Prime Minister Narendra Modi’s Hindu nationalist Bharatiya Janata Party (BJP), which rules the state, has insisted in the past that illegal Muslim immigrants will be deported.
But neighboring Bangladesh will definitely not accede to such a request.
Chances are India will end up creating the newest cohort of stateless people, raising the specter of a homegrown crisis that will echo the Rohingya people who fled Myanmar for Bangladesh.
As per the Assam Accord, an agreement signed by then PM Rajiv Gandhi in 1985, all those who cannot prove that they came to the north-eastern state before 24 March 1971, will be deleted from electoral rolls, and expelled.

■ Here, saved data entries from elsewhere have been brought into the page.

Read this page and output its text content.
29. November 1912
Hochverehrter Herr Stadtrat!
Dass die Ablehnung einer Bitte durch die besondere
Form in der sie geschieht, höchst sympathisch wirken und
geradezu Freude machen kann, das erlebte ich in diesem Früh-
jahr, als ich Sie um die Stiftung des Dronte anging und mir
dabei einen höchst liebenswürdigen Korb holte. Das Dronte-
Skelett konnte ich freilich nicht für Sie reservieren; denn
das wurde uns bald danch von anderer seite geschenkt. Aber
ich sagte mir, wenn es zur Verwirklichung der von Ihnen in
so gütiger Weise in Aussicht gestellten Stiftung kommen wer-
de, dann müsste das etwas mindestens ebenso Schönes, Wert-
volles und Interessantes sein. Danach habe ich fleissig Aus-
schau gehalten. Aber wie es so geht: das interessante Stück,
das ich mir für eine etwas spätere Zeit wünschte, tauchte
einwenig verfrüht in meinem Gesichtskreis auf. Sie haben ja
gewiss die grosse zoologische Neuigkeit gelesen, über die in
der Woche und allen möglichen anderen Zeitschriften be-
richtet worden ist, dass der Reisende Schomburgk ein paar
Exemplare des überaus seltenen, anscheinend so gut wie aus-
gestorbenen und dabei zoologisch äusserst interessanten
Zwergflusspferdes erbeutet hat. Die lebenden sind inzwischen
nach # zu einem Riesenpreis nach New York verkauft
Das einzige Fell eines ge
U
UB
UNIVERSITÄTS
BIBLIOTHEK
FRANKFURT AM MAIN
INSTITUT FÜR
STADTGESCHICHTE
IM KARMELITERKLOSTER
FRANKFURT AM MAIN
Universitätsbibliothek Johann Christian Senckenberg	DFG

But activists say the NRC is being used as a pretext for a two-pronged attack – by Hindu nationalists and Assamese hardliners – on the state’s legitimate Bengali community, a large portion of whom are Muslims.
Like Hasitun, many Bengalis live in the wetlands dotted along the Bramaputra river, moving around when water levels rise. Their paperwork, if it exists, is often inaccurate.
Officials claim illegal Bangladeshis are enmeshed in the Bengali population, often hiding in plain sight with forged papers – and a thorough examination of all documents is the only way to find them.
But Bengali campaigner Nazrul Ali Ahmed is adamant that the NRC is serving another agenda entirely.
“It is nothing but a conspiracy to commit atrocities,” he told the BBC.
“They are openly threatening to get rid of Muslims, and what happened to the Rohingya in Myanmar, could happen to us here”.
Such alarming comparisons are dismissed by Prime Minister Narendra Modi’s government, which emphasizes that the NRC is an apolitical task, overseen by the country’s secular Supreme Court.
After human rights organizations began to express concern, the civil servant in charge of the NRC, Prateek Hajela, released a statement stressing that the law required him to make “no differentiation on the basis of religion or language” in determining citizenship.
Yet the prime minister has never been shy of expressing his preference for Hindu Bangladeshi migrants, whom he says should be embraced by India.
Other “infiltrators”, Mr Modi told a crowd in 2014, would be deported.